A moda hoje no país é uma bolha maniqueísta. De um lado há quem defenda o espírito nacionalista do país tropical abençoado por Deus e, do outro, quem adere ao tom documental e emula as agressões sofridas por minorias. Tudo, claro, depende de para quem cada marca fala.
No terceiro dia da São Paulo Fashion Week, ambos os lados mostraram o rosto e a estampa que os define em um espaço de tempo de poucas horas. Ainda no almoço, Patricia Bonaldi serviu drinques gelados de frutas tropicais para mostrar a versão internacional do Brasil que a Europa e os Estados Unidos consomem.
A infusão de morango com espumante combinava com a moda praia estampada com araras e folhagens tropicais, pedaços chiques e carregados de simbolismo ufanista, que contrapõem um país em frangalhos que nenhuma vitrine lá de fora precisa saber que existe.

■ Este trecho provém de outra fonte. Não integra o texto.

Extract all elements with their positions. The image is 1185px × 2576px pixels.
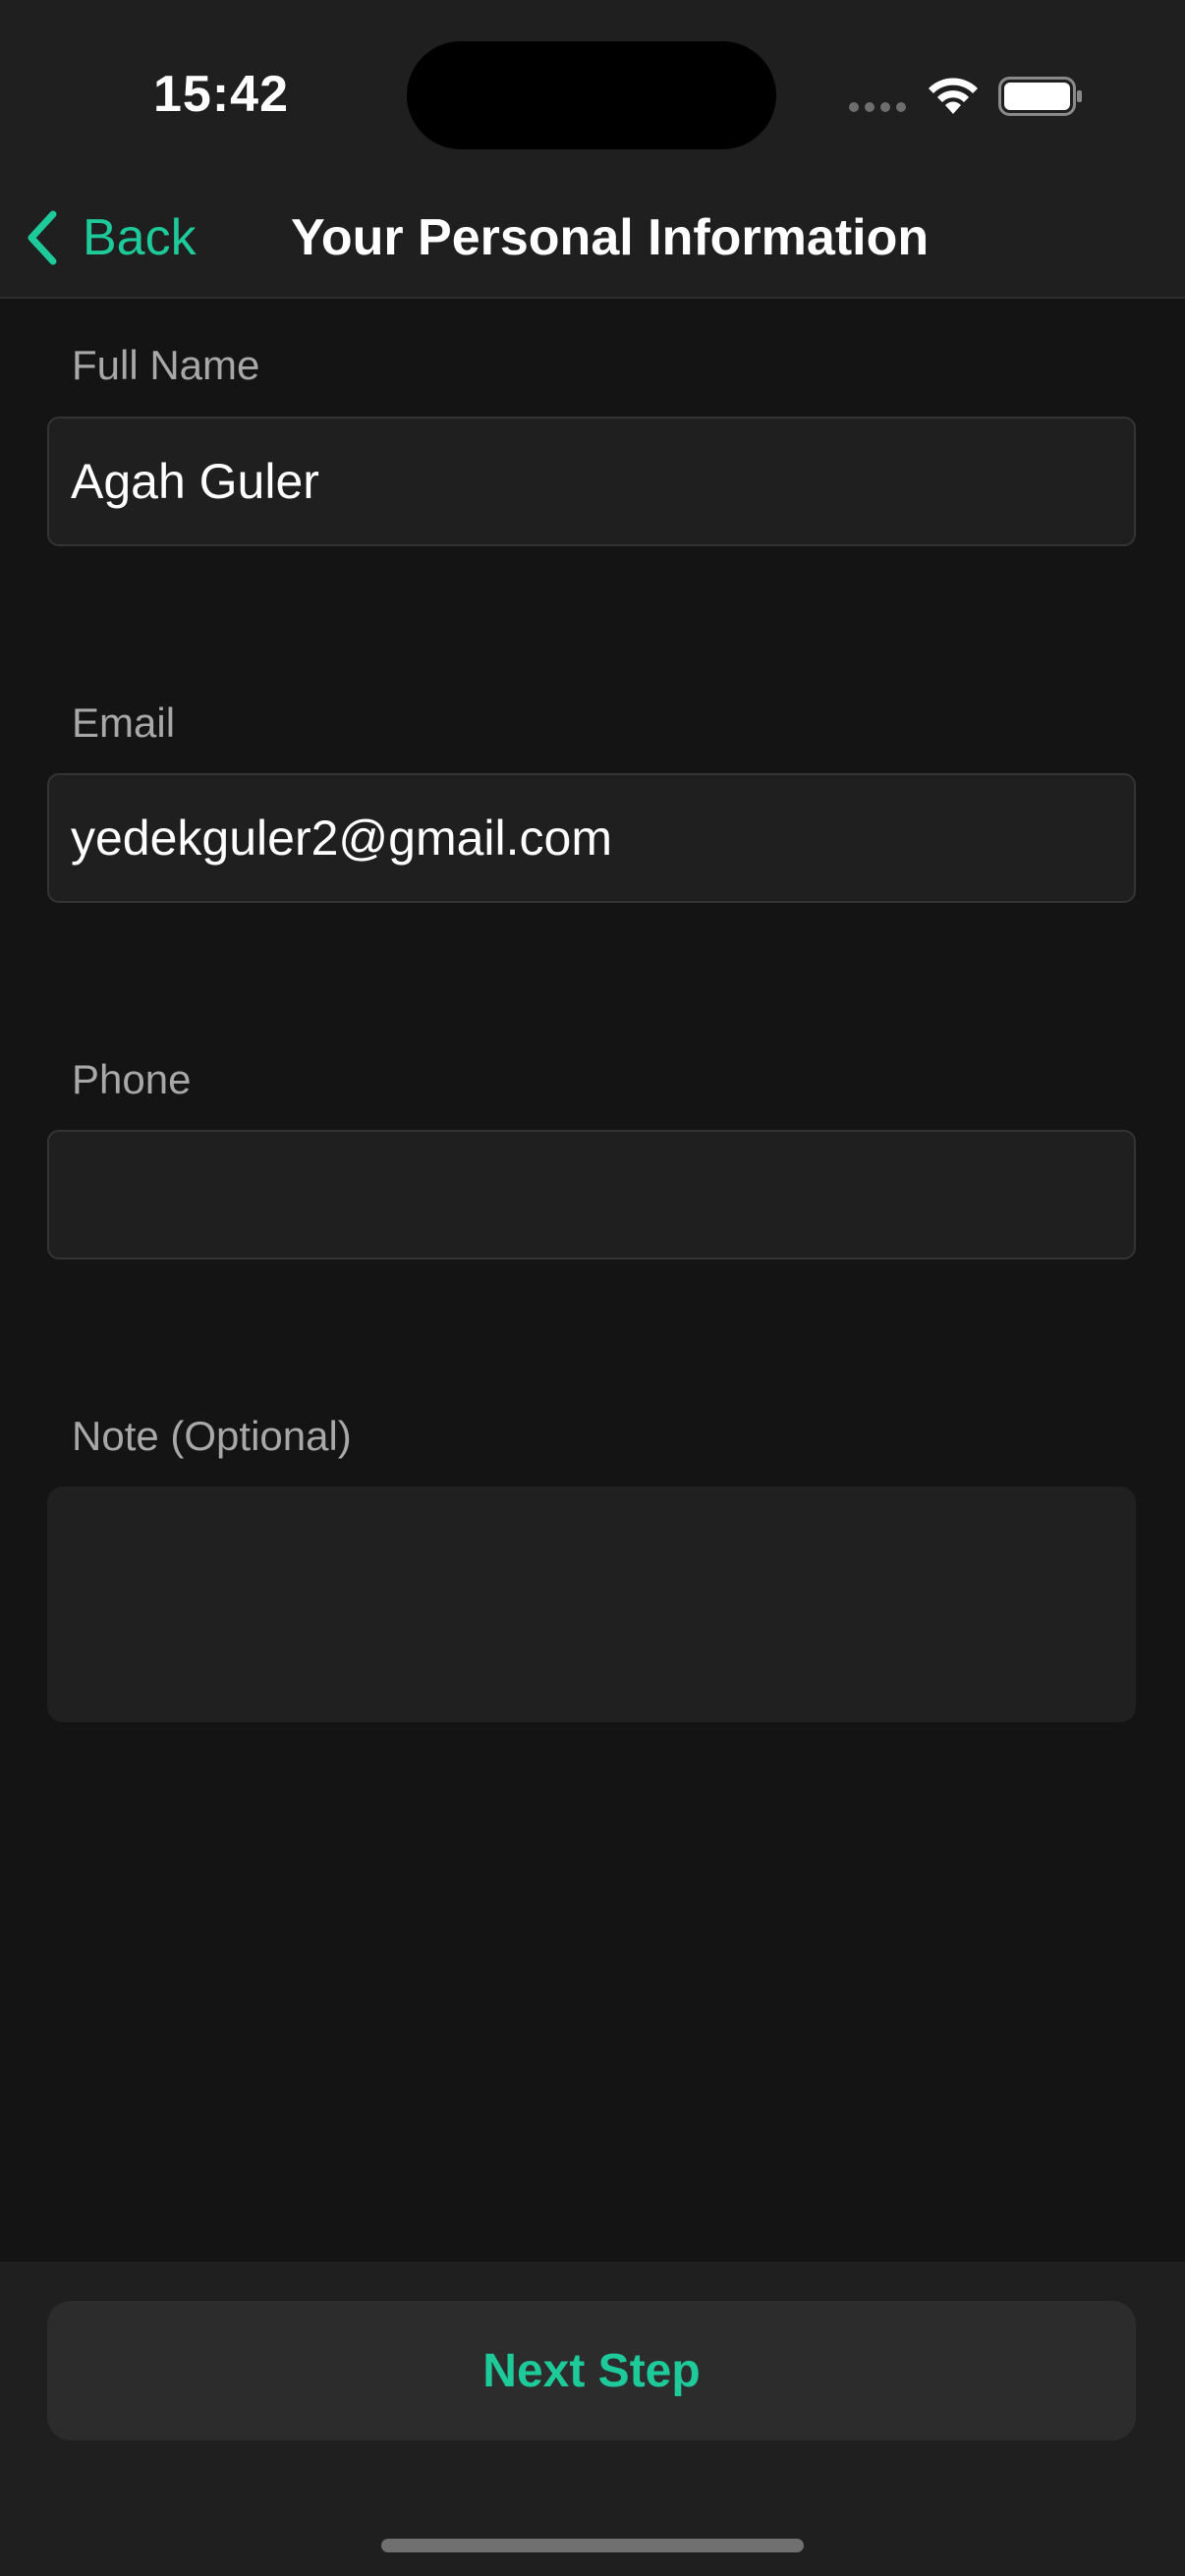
status-time: 15:42 bbox=[153, 66, 289, 123]
next-step-button[interactable]: Next Step bbox=[47, 2301, 1136, 2440]
email-label: Email bbox=[72, 700, 176, 746]
full-name-field-container bbox=[47, 417, 1136, 546]
signal-dots-icon bbox=[849, 102, 906, 112]
full-name-field[interactable] bbox=[71, 453, 1112, 510]
email-field[interactable] bbox=[71, 810, 1112, 867]
phone-label: Phone bbox=[72, 1056, 192, 1102]
phone-field-container bbox=[47, 1130, 1136, 1260]
bottom-bar: Next Step bbox=[0, 2262, 1185, 2576]
back-label: Back bbox=[83, 209, 197, 266]
dynamic-island bbox=[407, 41, 776, 149]
back-button[interactable]: Back bbox=[22, 198, 197, 277]
wifi-icon bbox=[929, 78, 978, 114]
battery-icon bbox=[998, 77, 1082, 116]
email-field-container bbox=[47, 773, 1136, 903]
nav-bar: Back Your Personal Information bbox=[0, 177, 1185, 299]
note-textarea[interactable] bbox=[47, 1486, 1136, 1722]
chevron-left-icon bbox=[28, 210, 57, 265]
full-name-label: Full Name bbox=[72, 342, 260, 388]
home-indicator bbox=[381, 2539, 804, 2552]
page-title: Your Personal Information bbox=[291, 209, 930, 266]
phone-field[interactable] bbox=[71, 1166, 1112, 1223]
note-label: Note (Optional) bbox=[72, 1413, 352, 1459]
status-bar: 15:42 bbox=[0, 0, 1185, 177]
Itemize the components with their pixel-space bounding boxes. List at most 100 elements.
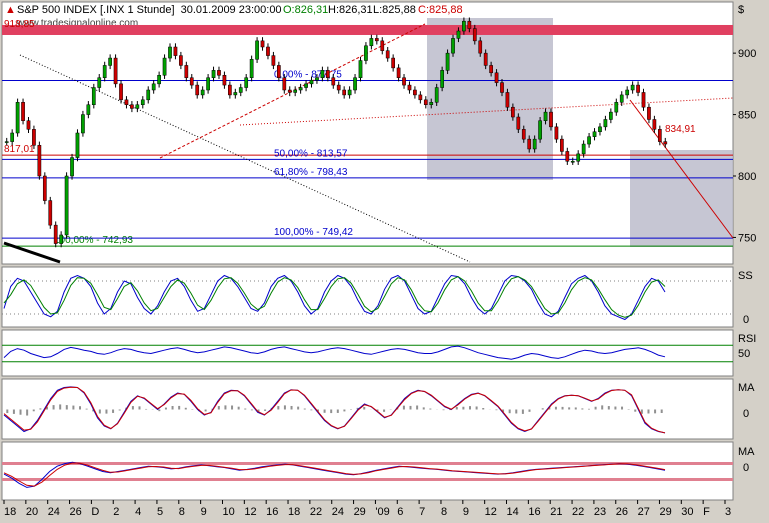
candle-body — [402, 77, 406, 86]
x-tick-label: 7 — [419, 506, 425, 518]
x-tick-label: 26 — [616, 506, 628, 518]
candle-body — [315, 77, 319, 81]
x-tick-label: D — [91, 506, 99, 518]
x-tick-label: 22 — [310, 506, 322, 518]
chart-window: ▲ S&P 500 INDEX [.INX 1 Stunde] 30.01.20… — [0, 0, 769, 520]
candle-body — [325, 70, 330, 78]
candle-body — [396, 67, 401, 78]
candle-body — [4, 141, 9, 143]
candle-body — [494, 72, 499, 83]
candle-body — [636, 84, 640, 93]
candle-body — [385, 50, 390, 59]
resistance-band — [2, 24, 733, 35]
price-tick-label: 800 — [738, 171, 756, 183]
candle-body — [179, 55, 183, 66]
candle-body — [26, 120, 31, 130]
x-tick-label: 3 — [725, 506, 731, 518]
candle-body — [581, 143, 586, 155]
candle-body — [168, 46, 172, 59]
candle-body — [146, 89, 151, 101]
x-tick-label: 23 — [594, 506, 606, 518]
macd-panel — [1, 378, 734, 440]
candle-body — [151, 83, 156, 91]
candle-body — [102, 65, 107, 78]
candle-body — [130, 104, 134, 109]
x-tick-label: 18 — [288, 506, 300, 518]
candle-body — [287, 89, 292, 93]
price-tick-label: 900 — [738, 48, 756, 60]
x-tick-label: 10 — [222, 506, 234, 518]
candle-body — [440, 70, 444, 88]
candle-body — [244, 77, 249, 88]
ohlc-c: C:825,88 — [418, 4, 463, 16]
stochastic-panel — [1, 266, 734, 328]
candle-body — [641, 92, 646, 108]
header-icon[interactable]: ▲ — [5, 4, 16, 16]
ohlc-o: O:826,31 — [283, 4, 328, 16]
x-tick-label: 24 — [48, 506, 60, 518]
price-panel — [1, 1, 734, 265]
candle-body — [549, 111, 553, 128]
candle-body — [527, 138, 532, 150]
candle-body — [619, 94, 624, 103]
candle-body — [576, 153, 581, 162]
x-tick-label: 8 — [179, 506, 185, 518]
candle-body — [48, 200, 53, 226]
candle-body — [195, 84, 200, 96]
candle-body — [157, 75, 161, 85]
candle-body — [97, 77, 102, 88]
candle-body — [511, 106, 515, 118]
candle-body — [489, 65, 493, 74]
candle-body — [233, 92, 238, 96]
candle-body — [336, 84, 341, 91]
chart-canvas: ▲ S&P 500 INDEX [.INX 1 Stunde] 30.01.20… — [1, 1, 756, 518]
candle-body — [266, 46, 270, 56]
macd-tick: 0 — [743, 408, 749, 420]
candle-body — [15, 102, 20, 134]
candle-body — [374, 38, 379, 42]
datetime-label: 30.01.2009 23:00:00 — [181, 4, 282, 16]
shade-zone-1 — [427, 18, 553, 180]
candle-body — [217, 70, 221, 76]
candle-body — [282, 77, 287, 91]
candle-body — [124, 99, 129, 105]
candle-body — [21, 102, 25, 121]
stoch-tick: 0 — [743, 314, 749, 326]
candle-body — [113, 57, 118, 85]
svg-text:S&P 500 INDEX [.INX 1 Stunde]: S&P 500 INDEX [.INX 1 Stunde] 30.01.2009… — [17, 4, 282, 16]
candle-body — [483, 52, 488, 66]
candle-body — [429, 102, 434, 105]
candle-body — [260, 40, 265, 48]
candle-body — [86, 104, 91, 115]
x-tick-label: 2 — [113, 506, 119, 518]
x-tick-label: 27 — [638, 506, 650, 518]
candle-body — [472, 28, 477, 42]
rsi-panel — [1, 329, 734, 377]
x-tick-label: F — [703, 506, 710, 518]
candle-body — [81, 114, 85, 134]
instrument-label: S&P 500 INDEX [.INX 1 Stunde] — [17, 4, 175, 16]
candle-body — [211, 70, 216, 78]
level-label: 50,00% - 813,57 — [274, 148, 348, 159]
ohlc-readout: O:826,31 H:826,31 L:825,88 C:825,88 — [283, 4, 463, 16]
candle-body — [347, 89, 352, 96]
momentum-label: MA — [738, 446, 755, 458]
macd-label: MA — [738, 382, 755, 394]
x-tick-label: 14 — [507, 506, 519, 518]
candle-body — [42, 175, 47, 201]
candle-body — [70, 157, 74, 177]
candle-body — [222, 75, 227, 86]
candle-body — [331, 77, 336, 86]
candle-body — [380, 40, 385, 51]
level-label: 100,00% - 742,93 — [54, 235, 133, 246]
candle-body — [320, 70, 325, 78]
candle-body — [184, 65, 189, 78]
shade-zone-2 — [630, 150, 733, 247]
candle-body — [418, 94, 423, 101]
candle-body — [445, 52, 450, 71]
candle-body — [516, 116, 521, 130]
x-tick-label: 29 — [354, 506, 366, 518]
x-tick-label: 8 — [441, 506, 447, 518]
price-tick-label: 850 — [738, 110, 756, 122]
candle-body — [189, 77, 194, 86]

Enquanto consegue vender um Brasil adaptado para o “american way of life”, borda o melhor que o país pode oferecer para manter vivo a herança manual —o “craftsmanship” que as grandes cidades da moda procuram reproduzir e os brasileiros ainda tacham de “coisa pobre”.
O feito de Bonaldi nessa bolha talvez seja ter convencido garotas abastadas e blogueiras de moda que o Brasil pode ser tão ou mais “cool” do que a última coleção da Gucci. Uma imagem que por muito tempo João Pimenta costurou em coleções e, agora, mandou às favas.
Se durante anos ele estudou a monarquia, as manifestações populares e a costura dos vaqueiros, padres e outros personagens da formação básica da cultura brasileira, serviu aos convidados de seu desfile carne vermelha mal passada.
No caso, a dos torturados pela repressão militar, a dos indígenas expulsos de seu território e a dos homossexuais colocados em sacos plásticos para sufocar até a morte.
O militarismo norteia toda a coleção, mas aparece romantizado. Capas bordadas como resquícios da monarquia decadente se misturam ao uniforme feminino desconstruído em fitas de lingerie e vestidos para corpos masculinos e femininos, uma divisão que muitos clientes de Pimenta não seguem à risca.
Tanto um quanto o outro, no final das contas, criam uniformes. Não há melhor ou pior, apenas visões de mundo díspares de ideias polarizadas e cada vez mais à mostra.